The PoC was delivered using the agile approach, where the client was actively involved in delivering the tasks. The work was done in weekly sprints, with clear outcomes and status meetings after each sprint.
The proof of concept phase ended with a clear success. The team proved that the app could be delivered and that it would perform well and generate value for its end-users. It also provided the team with information about approaches and technologies they could use to maximize the outcomes. Equipped with this knowledge, the Tooploox team was able to build the MVP.
Building an MVP
Delivering the Proof of Concept was also the moment where the client modified their initial plan to better fit the app to the ever clarifying expectations and the market demand. With clear feedback and close cooperation between both parties, the MVP was built according to the new circumstances with respect to the information and experiences gathered throughout the PoC phase.
The app was built using agile methodologies, with one-week sprints and regular update meetings with the Mindgram. Through these open lines of communication, the client was able to update the team on expected changes and new features to add or to remove.
As such, the MVP was the perfect way to go – the client has done several updates during the Tooploox team’s work, thus finding ways to adjust it. The agility of the process wouldn’t be so effective without splitting the delivery into the PoC and MVP phases
The MVP was delivered in under three months – perfectly on time, without delays, yet with the updated scope of features included. Following the initial agreement, the MVP was delivered in a way that would make the handover easy. Therefore only widely available and recognized technologies were used.
The back end
The back end was delivered using the Amazon Web Service’s #terraform functionality. The whole architecture is delivered by a text-based configuration file that can be easily modified, replicated or transferred. Also, in case of a need to modify the architecture, it can be done simply through a slight modification of the text-based configuration file.

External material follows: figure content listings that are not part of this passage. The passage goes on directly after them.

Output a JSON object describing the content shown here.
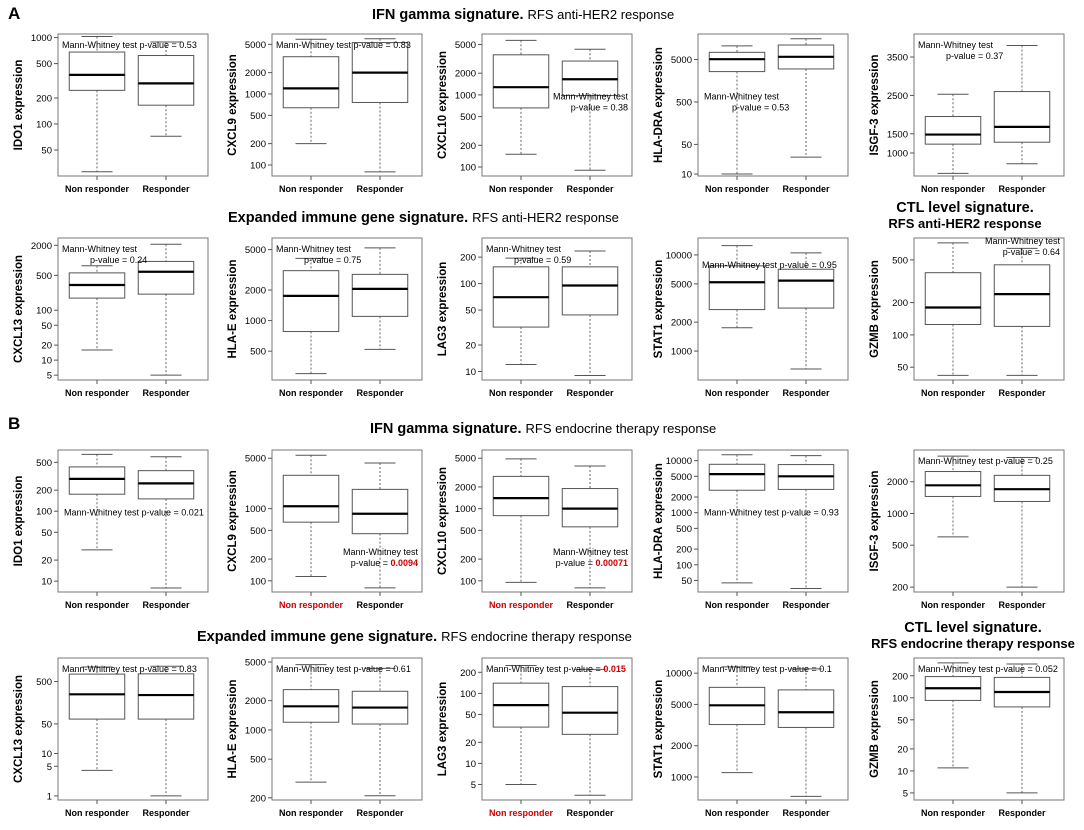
{
  "panels": [
    {
      "letter": "A",
      "rows": [
        {
          "title": "IFN gamma signature.",
          "subtitle": "RFS anti-HER2 response"
        },
        {
          "title": "Expanded immune gene signature.",
          "subtitle": "RFS anti-HER2 response",
          "ctl_title": "CTL level signature.",
          "ctl_subtitle": "RFS anti-HER2 response"
        }
      ]
    },
    {
      "letter": "B",
      "rows": [
        {
          "title": "IFN gamma signature.",
          "subtitle": "RFS endocrine therapy response"
        },
        {
          "title": "Expanded immune gene signature.",
          "subtitle": "RFS endocrine therapy response",
          "ctl_title": "CTL level signature.",
          "ctl_subtitle": "RFS endocrine therapy response"
        }
      ]
    }
  ],
  "group_labels": [
    "Non responder",
    "Responder"
  ],
  "colors": {
    "significant": "#cc0000",
    "box": "#555555",
    "median": "#000000"
  },
  "chart_data": [
    {
      "type": "box",
      "panel": "A",
      "gene": "IDO1",
      "ylabel": "IDO1 expression",
      "yscale": "log",
      "ylim": [
        25,
        1100
      ],
      "yticks": [
        50,
        100,
        200,
        500,
        1000
      ],
      "ann": [
        "Mann-Whitney test p-value = 0.53"
      ],
      "ann_pos": "top-left",
      "groups": [
        {
          "name": "Non responder",
          "min": 28,
          "q1": 245,
          "median": 370,
          "q3": 680,
          "max": 1030
        },
        {
          "name": "Responder",
          "min": 72,
          "q1": 165,
          "median": 295,
          "q3": 620,
          "max": 890
        }
      ]
    },
    {
      "type": "box",
      "panel": "A",
      "gene": "CXCL9",
      "ylabel": "CXCL9 expression",
      "yscale": "log",
      "ylim": [
        70,
        7000
      ],
      "yticks": [
        100,
        200,
        500,
        1000,
        2000,
        5000
      ],
      "ann": [
        "Mann-Whitney test p-value = 0.83"
      ],
      "ann_pos": "top-left",
      "groups": [
        {
          "name": "Non responder",
          "min": 200,
          "q1": 640,
          "median": 1200,
          "q3": 3350,
          "max": 5900
        },
        {
          "name": "Responder",
          "min": 80,
          "q1": 760,
          "median": 2000,
          "q3": 5300,
          "max": 6000
        }
      ]
    },
    {
      "type": "box",
      "panel": "A",
      "gene": "CXCL10",
      "ylabel": "CXCL10 expression",
      "yscale": "log",
      "ylim": [
        75,
        7000
      ],
      "yticks": [
        100,
        200,
        500,
        1000,
        2000,
        5000
      ],
      "ann": [
        "Mann-Whitney test",
        "p-value = 0.38"
      ],
      "ann_pos": "mid-right",
      "groups": [
        {
          "name": "Non responder",
          "min": 150,
          "q1": 660,
          "median": 1280,
          "q3": 3600,
          "max": 5700
        },
        {
          "name": "Responder",
          "min": 90,
          "q1": 980,
          "median": 1650,
          "q3": 2950,
          "max": 4300
        }
      ]
    },
    {
      "type": "box",
      "panel": "A",
      "gene": "HLA-DRA",
      "ylabel": "HLA-DRA expression",
      "yscale": "log",
      "ylim": [
        9,
        20000
      ],
      "yticks": [
        10,
        50,
        500,
        5000
      ],
      "ann": [
        "Mann-Whitney test",
        "p-value = 0.53"
      ],
      "ann_pos": "mid-left",
      "groups": [
        {
          "name": "Non responder",
          "min": 10,
          "q1": 2600,
          "median": 5100,
          "q3": 7400,
          "max": 10500
        },
        {
          "name": "Responder",
          "min": 25,
          "q1": 3000,
          "median": 5800,
          "q3": 11000,
          "max": 15500
        }
      ]
    },
    {
      "type": "box",
      "panel": "A",
      "gene": "ISGF-3",
      "ylabel": "ISGF-3 expression",
      "yscale": "linear",
      "ylim": [
        400,
        4100
      ],
      "yticks": [
        1000,
        1500,
        2500,
        3500
      ],
      "ann": [
        "Mann-Whitney test",
        "p-value = 0.37"
      ],
      "ann_pos": "top-left",
      "groups": [
        {
          "name": "Non responder",
          "min": 470,
          "q1": 1230,
          "median": 1480,
          "q3": 1950,
          "max": 2530
        },
        {
          "name": "Responder",
          "min": 720,
          "q1": 1280,
          "median": 1680,
          "q3": 2600,
          "max": 3800
        }
      ]
    },
    {
      "type": "box",
      "panel": "A",
      "gene": "CXCL13",
      "ylabel": "CXCL13 expression",
      "yscale": "log",
      "ylim": [
        4,
        2800
      ],
      "yticks": [
        5,
        10,
        20,
        50,
        100,
        500,
        2000
      ],
      "ann": [
        "Mann-Whitney test",
        "p-value = 0.24"
      ],
      "ann_pos": "top-left",
      "groups": [
        {
          "name": "Non responder",
          "min": 16,
          "q1": 175,
          "median": 320,
          "q3": 560,
          "max": 780
        },
        {
          "name": "Responder",
          "min": 5,
          "q1": 210,
          "median": 590,
          "q3": 950,
          "max": 2100
        }
      ]
    },
    {
      "type": "box",
      "panel": "A",
      "gene": "HLA-E",
      "ylabel": "HLA-E expression",
      "yscale": "log",
      "ylim": [
        260,
        6500
      ],
      "yticks": [
        500,
        1000,
        2000,
        5000
      ],
      "ann": [
        "Mann-Whitney test",
        "p-value = 0.75"
      ],
      "ann_pos": "top-left",
      "groups": [
        {
          "name": "Non responder",
          "min": 300,
          "q1": 780,
          "median": 1750,
          "q3": 3100,
          "max": 4100
        },
        {
          "name": "Responder",
          "min": 520,
          "q1": 1100,
          "median": 2050,
          "q3": 2850,
          "max": 5200
        }
      ]
    },
    {
      "type": "box",
      "panel": "A",
      "gene": "LAG3",
      "ylabel": "LAG3 expression",
      "yscale": "log",
      "ylim": [
        8,
        330
      ],
      "yticks": [
        10,
        20,
        50,
        100,
        200
      ],
      "ann": [
        "Mann-Whitney test",
        "p-value = 0.59"
      ],
      "ann_pos": "top-left",
      "groups": [
        {
          "name": "Non responder",
          "min": 12,
          "q1": 32,
          "median": 70,
          "q3": 155,
          "max": 195
        },
        {
          "name": "Responder",
          "min": 9,
          "q1": 44,
          "median": 95,
          "q3": 155,
          "max": 235
        }
      ]
    },
    {
      "type": "box",
      "panel": "A",
      "gene": "STAT1",
      "ylabel": "STAT1 expression",
      "yscale": "log",
      "ylim": [
        500,
        15000
      ],
      "yticks": [
        1000,
        2000,
        5000,
        10000
      ],
      "ann": [
        "Mann-Whitney test p-value = 0.95"
      ],
      "ann_pos": "upper-left",
      "groups": [
        {
          "name": "Non responder",
          "min": 1750,
          "q1": 2700,
          "median": 5200,
          "q3": 7700,
          "max": 12500
        },
        {
          "name": "Responder",
          "min": 650,
          "q1": 2800,
          "median": 5400,
          "q3": 7100,
          "max": 10500
        }
      ]
    },
    {
      "type": "box",
      "panel": "A",
      "gene": "GZMB",
      "ylabel": "GZMB expression",
      "yscale": "log",
      "ylim": [
        38,
        800
      ],
      "yticks": [
        50,
        100,
        200,
        500
      ],
      "ann": [
        "Mann-Whitney test",
        "p-value = 0.64"
      ],
      "ann_pos": "top-right",
      "groups": [
        {
          "name": "Non responder",
          "min": 42,
          "q1": 125,
          "median": 180,
          "q3": 380,
          "max": 720
        },
        {
          "name": "Responder",
          "min": 42,
          "q1": 120,
          "median": 240,
          "q3": 450,
          "max": 640
        }
      ]
    },
    {
      "type": "box",
      "panel": "B",
      "gene": "IDO1",
      "ylabel": "IDO1 expression",
      "yscale": "log",
      "ylim": [
        7,
        750
      ],
      "yticks": [
        10,
        20,
        50,
        100,
        200,
        500
      ],
      "ann": [
        "Mann-Whitney test p-value = 0.021"
      ],
      "ann_pos": "mid-left",
      "groups": [
        {
          "name": "Non responder",
          "min": 28,
          "q1": 175,
          "median": 290,
          "q3": 430,
          "max": 650
        },
        {
          "name": "Responder",
          "min": 8,
          "q1": 150,
          "median": 250,
          "q3": 380,
          "max": 600
        }
      ]
    },
    {
      "type": "box",
      "panel": "B",
      "gene": "CXCL9",
      "ylabel": "CXCL9 expression",
      "yscale": "log",
      "ylim": [
        70,
        6500
      ],
      "yticks": [
        100,
        200,
        500,
        1000,
        5000
      ],
      "ann": [
        "Mann-Whitney test",
        "p-value = ",
        "0.0094"
      ],
      "ann_pos": "bottom-right",
      "significant": true,
      "sig_group": "Non responder",
      "groups": [
        {
          "name": "Non responder",
          "min": 115,
          "q1": 650,
          "median": 1080,
          "q3": 2900,
          "max": 5500
        },
        {
          "name": "Responder",
          "min": 80,
          "q1": 450,
          "median": 850,
          "q3": 1850,
          "max": 4300
        }
      ]
    },
    {
      "type": "box",
      "panel": "B",
      "gene": "CXCL10",
      "ylabel": "CXCL10 expression",
      "yscale": "log",
      "ylim": [
        70,
        6500
      ],
      "yticks": [
        100,
        200,
        500,
        1000,
        2000,
        5000
      ],
      "ann": [
        "Mann-Whitney test",
        "p-value = ",
        "0.00071"
      ],
      "ann_pos": "bottom-right",
      "significant": true,
      "sig_group": "Non responder",
      "groups": [
        {
          "name": "Non responder",
          "min": 95,
          "q1": 800,
          "median": 1400,
          "q3": 2800,
          "max": 4900
        },
        {
          "name": "Responder",
          "min": 80,
          "q1": 560,
          "median": 1000,
          "q3": 1900,
          "max": 3900
        }
      ]
    },
    {
      "type": "box",
      "panel": "B",
      "gene": "HLA-DRA",
      "ylabel": "HLA-DRA expression",
      "yscale": "log",
      "ylim": [
        30,
        16000
      ],
      "yticks": [
        50,
        100,
        200,
        500,
        1000,
        2000,
        5000,
        10000
      ],
      "ann": [
        "Mann-Whitney test p-value = 0.93"
      ],
      "ann_pos": "mid-left",
      "groups": [
        {
          "name": "Non responder",
          "min": 45,
          "q1": 2700,
          "median": 5500,
          "q3": 8500,
          "max": 13000
        },
        {
          "name": "Responder",
          "min": 35,
          "q1": 2800,
          "median": 5000,
          "q3": 8400,
          "max": 12500
        }
      ]
    },
    {
      "type": "box",
      "panel": "B",
      "gene": "ISGF-3",
      "ylabel": "ISGF-3 expression",
      "yscale": "log",
      "ylim": [
        180,
        4000
      ],
      "yticks": [
        200,
        500,
        1000,
        2000
      ],
      "ann": [
        "Mann-Whitney test p-value = 0.25"
      ],
      "ann_pos": "top-left",
      "groups": [
        {
          "name": "Non responder",
          "min": 600,
          "q1": 1450,
          "median": 1850,
          "q3": 2500,
          "max": 3500
        },
        {
          "name": "Responder",
          "min": 200,
          "q1": 1300,
          "median": 1700,
          "q3": 2300,
          "max": 3400
        }
      ]
    },
    {
      "type": "box",
      "panel": "B",
      "gene": "CXCL13",
      "ylabel": "CXCL13 expression",
      "yscale": "log",
      "ylim": [
        0.8,
        1800
      ],
      "yticks": [
        1,
        5,
        10,
        50,
        500
      ],
      "ann": [
        "Mann-Whitney test p-value = 0.83"
      ],
      "ann_pos": "top-left",
      "groups": [
        {
          "name": "Non responder",
          "min": 4,
          "q1": 65,
          "median": 250,
          "q3": 750,
          "max": 1100
        },
        {
          "name": "Responder",
          "min": 1,
          "q1": 65,
          "median": 240,
          "q3": 760,
          "max": 1150
        }
      ]
    },
    {
      "type": "box",
      "panel": "B",
      "gene": "HLA-E",
      "ylabel": "HLA-E expression",
      "yscale": "log",
      "ylim": [
        190,
        5500
      ],
      "yticks": [
        200,
        500,
        1000,
        2000,
        5000
      ],
      "ann": [
        "Mann-Whitney test p-value = 0.61"
      ],
      "ann_pos": "top-left",
      "groups": [
        {
          "name": "Non responder",
          "min": 290,
          "q1": 1200,
          "median": 1750,
          "q3": 2600,
          "max": 4700
        },
        {
          "name": "Responder",
          "min": 210,
          "q1": 1150,
          "median": 1700,
          "q3": 2500,
          "max": 4300
        }
      ]
    },
    {
      "type": "box",
      "panel": "B",
      "gene": "LAG3",
      "ylabel": "LAG3 expression",
      "yscale": "log",
      "ylim": [
        3,
        320
      ],
      "yticks": [
        5,
        10,
        20,
        50,
        100,
        200
      ],
      "ann": [
        "Mann-Whitney test p-value = ",
        "0.015"
      ],
      "ann_pos": "top-left",
      "significant": true,
      "sig_group": "Non responder",
      "groups": [
        {
          "name": "Non responder",
          "min": 5,
          "q1": 33,
          "median": 68,
          "q3": 140,
          "max": 250
        },
        {
          "name": "Responder",
          "min": 3.5,
          "q1": 26,
          "median": 53,
          "q3": 125,
          "max": 220
        }
      ]
    },
    {
      "type": "box",
      "panel": "B",
      "gene": "STAT1",
      "ylabel": "STAT1 expression",
      "yscale": "log",
      "ylim": [
        600,
        14000
      ],
      "yticks": [
        1000,
        2000,
        5000,
        10000
      ],
      "ann": [
        "Mann-Whitney test p-value = 0.1"
      ],
      "ann_pos": "top-left",
      "groups": [
        {
          "name": "Non responder",
          "min": 1100,
          "q1": 3200,
          "median": 4900,
          "q3": 7300,
          "max": 11500
        },
        {
          "name": "Responder",
          "min": 650,
          "q1": 3000,
          "median": 4200,
          "q3": 6900,
          "max": 11000
        }
      ]
    },
    {
      "type": "box",
      "panel": "B",
      "gene": "GZMB",
      "ylabel": "GZMB expression",
      "yscale": "log",
      "ylim": [
        4,
        350
      ],
      "yticks": [
        5,
        10,
        20,
        50,
        100,
        200
      ],
      "ann": [
        "Mann-Whitney test p-value = 0.052"
      ],
      "ann_pos": "top-left",
      "groups": [
        {
          "name": "Non responder",
          "min": 11,
          "q1": 92,
          "median": 135,
          "q3": 195,
          "max": 300
        },
        {
          "name": "Responder",
          "min": 5,
          "q1": 75,
          "median": 120,
          "q3": 190,
          "max": 290
        }
      ]
    }
  ]
}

The back end also used the PostgreSQL database and Python to make all the machinery beneath the surface run seamlessly. Also, both technologies are popular, so handing over the project was simple and smooth.
The front end
This project is a perfect example of delivering and handing the MVP over with a focus on transparency. If there is a project that needs to be developed and maintained further by the client’s internal team, it won’t be a problem.
Using popular technologies is a good idea when considering the availability of specialists to maintain the project further down the line.
This is also a great example of the agile approach – when using an existing solution was cheaper – we did so; when it made more sense to deliver something from scratch, that’s the course of action we chose.